Syngenta may prime for deal with DOW
Date:08-29-2014
Syngenta and Monsanto held preliminary talks with advisers earlier this year about a combination that never came to fruition, people familiar with the matter have said. Syngenta’s willingness to have such conversations signals it’s open to a deal, whether as an acquirer or as a target, according to shareholder Wintergreen Advisers LLC. With shares down 9.5 percent in the last 12 months amid slowing revenue growth, Berenberg Bank said an acquisition could help the crop chemicals company improve its prospects.
One option for $34 billion Syngenta is a takeover of Dow Chemical Co. (DOW)’s agricultural business, said Alembic Global Advisors and SunTrust Banks Inc. Dow Chief Executive Officer Andrew Liveris has suggested the company is open to divesting that unit. DuPont Co. (DD) and Basel, Switzerland-based Syngenta could also merge and then spin off the U.S. company’s non-agricultural businesses, said Zuercher Kantonalbank.
A representative for Syngenta said the company doesn’t comment on speculation. Representatives for Midland, Michigan-based Dow and Wilmington, Delaware-based DuPont declined to comment.
For Dow, selling its agricultural business may be a way to unlock value as activist investor Dan Loeb pressures the company to improve profitability, Sheehan of SunTrust said.
The $64 billion company is already planning to divest as much as $6 billion of low-return assets. Reuters reported yesterday that Dow is in the process of selling two of its speciality chemicals subsidiaries, which could get a combined $2 billion.
When asked about a possible deal for the agricultural division in July, Dow CEO Liveris said “there are no sacred cows.”
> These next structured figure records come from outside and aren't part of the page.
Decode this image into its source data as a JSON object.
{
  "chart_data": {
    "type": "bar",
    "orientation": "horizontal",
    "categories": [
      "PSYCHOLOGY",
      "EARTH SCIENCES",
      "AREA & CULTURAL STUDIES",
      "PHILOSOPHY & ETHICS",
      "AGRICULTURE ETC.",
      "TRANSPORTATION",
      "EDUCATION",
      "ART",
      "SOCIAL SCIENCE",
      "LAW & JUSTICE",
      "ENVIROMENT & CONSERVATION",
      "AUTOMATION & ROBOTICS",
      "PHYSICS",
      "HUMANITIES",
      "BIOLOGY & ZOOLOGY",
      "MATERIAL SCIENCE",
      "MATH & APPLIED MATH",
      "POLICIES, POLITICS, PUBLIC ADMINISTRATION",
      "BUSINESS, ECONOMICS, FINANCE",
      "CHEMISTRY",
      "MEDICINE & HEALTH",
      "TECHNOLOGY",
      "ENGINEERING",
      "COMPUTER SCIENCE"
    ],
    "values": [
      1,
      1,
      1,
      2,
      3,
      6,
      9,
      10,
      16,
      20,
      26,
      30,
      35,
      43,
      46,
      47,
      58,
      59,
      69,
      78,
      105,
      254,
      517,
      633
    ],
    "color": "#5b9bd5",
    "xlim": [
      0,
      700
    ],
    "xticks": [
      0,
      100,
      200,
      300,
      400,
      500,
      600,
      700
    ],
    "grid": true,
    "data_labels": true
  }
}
That unit and Syngenta share similarities that would unlock value if they were combined, Hassan Ahmed, co-founder of Alembic Global Advisors, said in a phone interview. “A Dow agriculture business and Syngenta marriage could actually result in significantly higher synergies than a Syngenta marriage with a more seed-oriented company such as DuPont’s agriculture business or Monsanto for that matter.”